Wow. I thought this had to be a joke- like a movie someone made while they were in college or something. But no! It was actually bankrolled by a studio. "Doctor" Boll (he insists on his credentials being mentioned) has become "the guy" for converting video games into movies- House of the Dead was an arcade game in which you shot zombies with guns, Alone in the Dark was an old Atari movie based on some Lovecraft, and Bloodrayne was about vampires who fought Nazis (or something ridiculous).
Boll is pretty much like Ed Wood without the talent. In interviews he says he "likes to cast the movies right before they start shooting- this way you get good actors who have holes in their schedules. I guess this is how he ended up with such high demand talent as Tara Reid and "that dude who was in Final Destination 2). Apparentally both Michael Madsen and Ben Kingsley appear in Bloodrayne, but refuse to speak given some incident that occurred during the filming of Species (another winner!!).
Now here comes the best part- and I AM NOT MAKING THIS UP. We are all familiar with The Producers of course being cultured folk. In that film it was discovered that you could find a way to make money with a movie that was a flop. What a hilarious premise!! But wait- the good people who brought us zeppelins and Nazism have outdone themselves again- there is a German law that says ONE HUNDRED PERCENT of all cash invested in in a movie can be written off via taxes? Isn't this unbelievable?!?! For more on this check out http://www.cinemablend.com/feature.php?id=209
So Mr. (err Professor) Boll is able to just purchase rights to videogames and churn out some total schlock, reaping nothing but profits in the process. It shows. This movie was bad. Terrible bad. Awful bad. Dare I say- worse than Alien vs. Predator. If anyone asks if you want free Showtime, make sure that this movie is not coming on anytime in the calendar year you will receive the services of that premium channel. The plot is ludicrous. There is a massive summer party on a random island (ominously named Bone Island- thats original!) that some kids decide to go to. At this party is a generic band and lots of fun loving youths who love to take off their tops and rock out to electric guitar. But when our progtagonists arrive, the party is a wreck and no people can be seen. Heavens could it be- ZOMBIES?!?!

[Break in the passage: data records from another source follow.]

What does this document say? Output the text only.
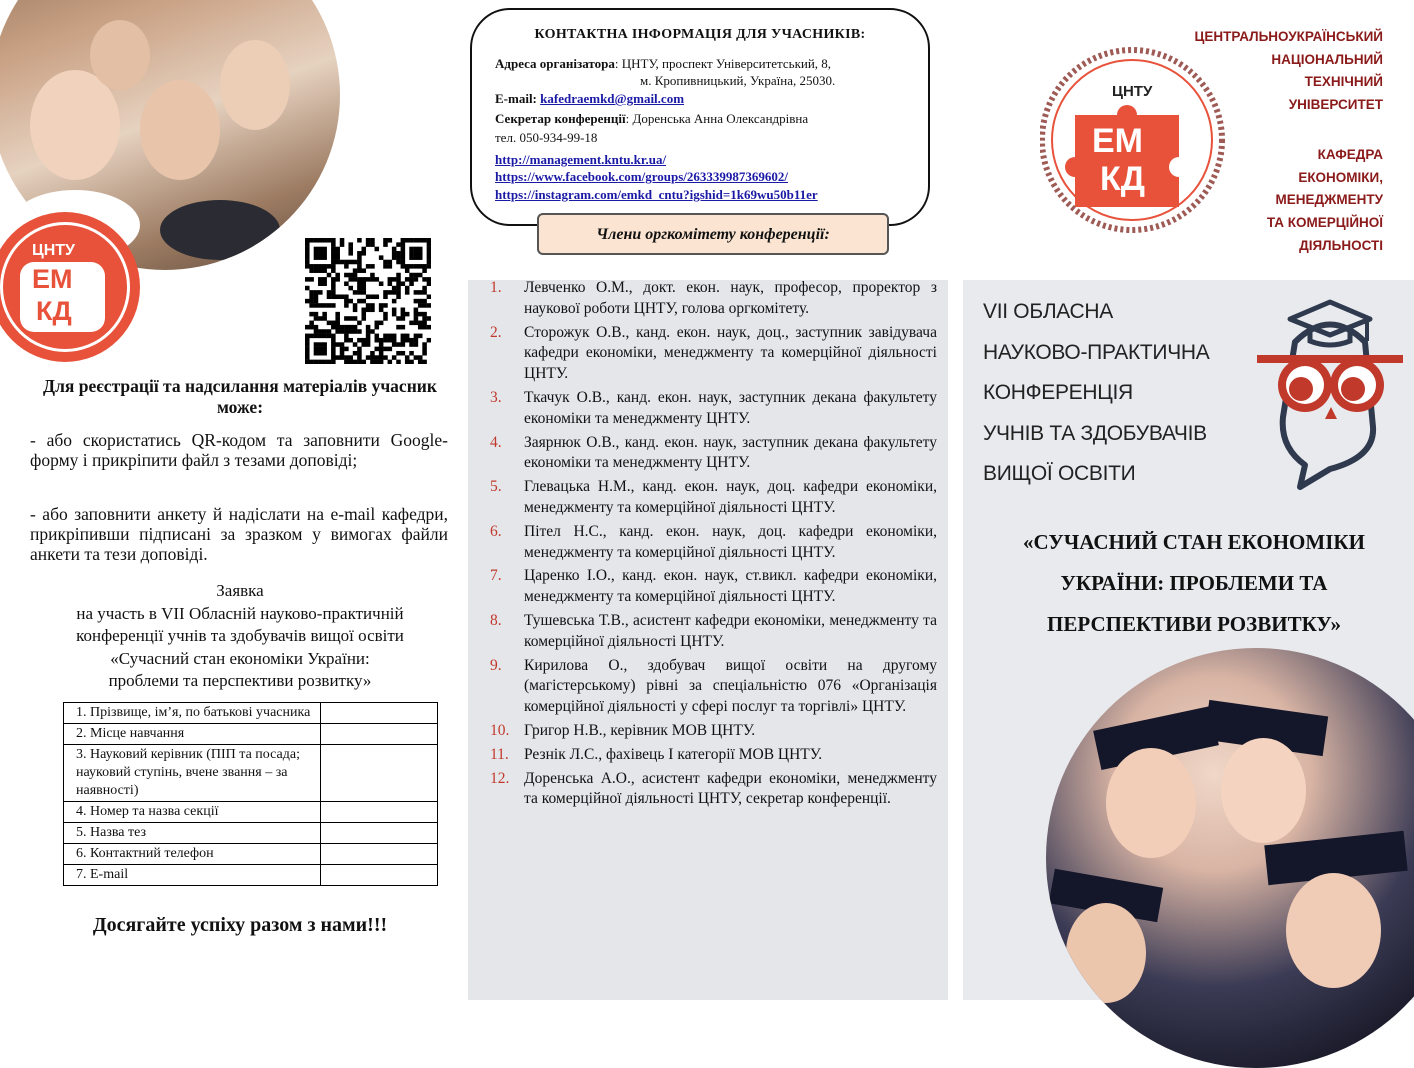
ЦНТУ
ЕМ
КД
Для реєстрації та надсилання матеріалів учасник може:
- або скористатись QR-кодом та заповнити Google-форму і прикріпити файл з тезами доповіді;
- або заповнити анкету й надіслати на e-mail кафедри, прикріпивши підписані за зразком у вимогах файли анкети та тези доповіді.
Заявка
на участь в VII Обласній науково-практичній
конференції учнів та здобувачів вищої освіти
«Сучасний стан економіки України:
проблеми та перспективи розвитку»
1. Прізвище, ім’я, по батькові учасника	
2. Місце навчання	
3. Науковий керівник (ПІП та посада; науковий ступінь, вчене звання – за наявності)	
4. Номер та назва секції	
5. Назва тез	
6. Контактний телефон	
7. E-mail	
Досягайте успіху разом з нами!!!
КОНТАКТНА ІНФОРМАЦІЯ ДЛЯ УЧАСНИКІВ:
Адреса організатора: ЦНТУ, проспект Університетський, 8,
м. Кропивницький, Україна, 25030.
E-mail: kafedraemkd@gmail.com
Секретар конференції: Доренська Анна Олександрівна
тел. 050-934-99-18
http://management.kntu.kr.ua/
https://www.facebook.com/groups/263339987369602/
https://instagram.com/emkd_cntu?igshid=1k69wu50b11er
Члени оргкомітету конференції:
1. Левченко О.М., докт. екон. наук, професор, проректор з наукової роботи ЦНТУ, голова оргкомітету.
2. Сторожук О.В., канд. екон. наук, доц., заступник завідувача кафедри економіки, менеджменту та комерційної діяльності ЦНТУ.
3. Ткачук О.В., канд. екон. наук, заступник декана факультету економіки та менеджменту ЦНТУ.
4. Заярнюк О.В., канд. екон. наук, заступник декана факультету економіки та менеджменту ЦНТУ.
5. Глевацька Н.М., канд. екон. наук, доц. кафедри економіки, менеджменту та комерційної діяльності ЦНТУ.
6. Пітел Н.С., канд. екон. наук, доц. кафедри економіки, менеджменту та комерційної діяльності ЦНТУ.
7. Царенко І.О., канд. екон. наук, ст.викл. кафедри економіки, менеджменту та комерційної діяльності ЦНТУ.
8. Тушевська Т.В., асистент кафедри економіки, менеджменту та комерційної діяльності ЦНТУ.
9. Кирилова О., здобувач вищої освіти на другому (магістерському) рівні за спеціальністю 076 «Організація комерційної діяльності у сфері послуг та торгівлі» ЦНТУ.
10. Григор Н.В., керівник МОВ ЦНТУ.
11. Резнік Л.С., фахівець І категорії МОВ ЦНТУ.
12. Доренська А.О., асистент кафедри економіки, менеджменту та комерційної діяльності ЦНТУ, секретар конференції.
ЦНТУ
ЕМ
КД
ЦЕНТРАЛЬНОУКРАЇНСЬКИЙ
НАЦІОНАЛЬНИЙ
ТЕХНІЧНИЙ
УНІВЕРСИТЕТ
КАФЕДРА
ЕКОНОМІКИ,
МЕНЕДЖМЕНТУ
ТА КОМЕРЦІЙНОЇ
ДІЯЛЬНОСТІ
VII ОБЛАСНА
НАУКОВО-ПРАКТИЧНА
КОНФЕРЕНЦІЯ
УЧНІВ ТА ЗДОБУВАЧІВ
ВИЩОЇ ОСВІТИ
«СУЧАСНИЙ СТАН ЕКОНОМІКИ
УКРАЇНИ: ПРОБЛЕМИ ТА
ПЕРСПЕКТИВИ РОЗВИТКУ»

The zombies in this movie make zero sense. First, they have no consistent qualities of movement. Sometimes thay move fast enough to eat a nubile teen. Sometimes they move so slowly that an aging Jurgen Prochnow can escape their wrath. Maybe the speed they move is related to the number of extras Professor Boll was able to nail in his trailer during that day at the shoot- if the hot asian dance team was interested then the zombies move slowly, but if Boll has lots of pent up sexual energy the zombies run like Carl Lewis to attack poor Clint Howard.
One final point I need to ruminate on- Boll finds it necessary to splice in clips from the actual video game during the movie- so in a scene transition we will see screen shots of zombies getting their heads blasted off (in the game, the zombies moved slowly by the way). This is an interesting "tactic". Of course other interesting moves might have included a giant talking bologna- this does not mean it should be done.
In conclusion this film is terrible- I think one day in heaven all of us will have an Uwe Boll film festival to have something to laugh about together- but for now i say screw this movie, it was awful. Oh and it was called House of the Dead but there isn't really a HOUSE in it- more like a rickety cabin. But no one would go see Makeshift Shack of the Dead. Oh well.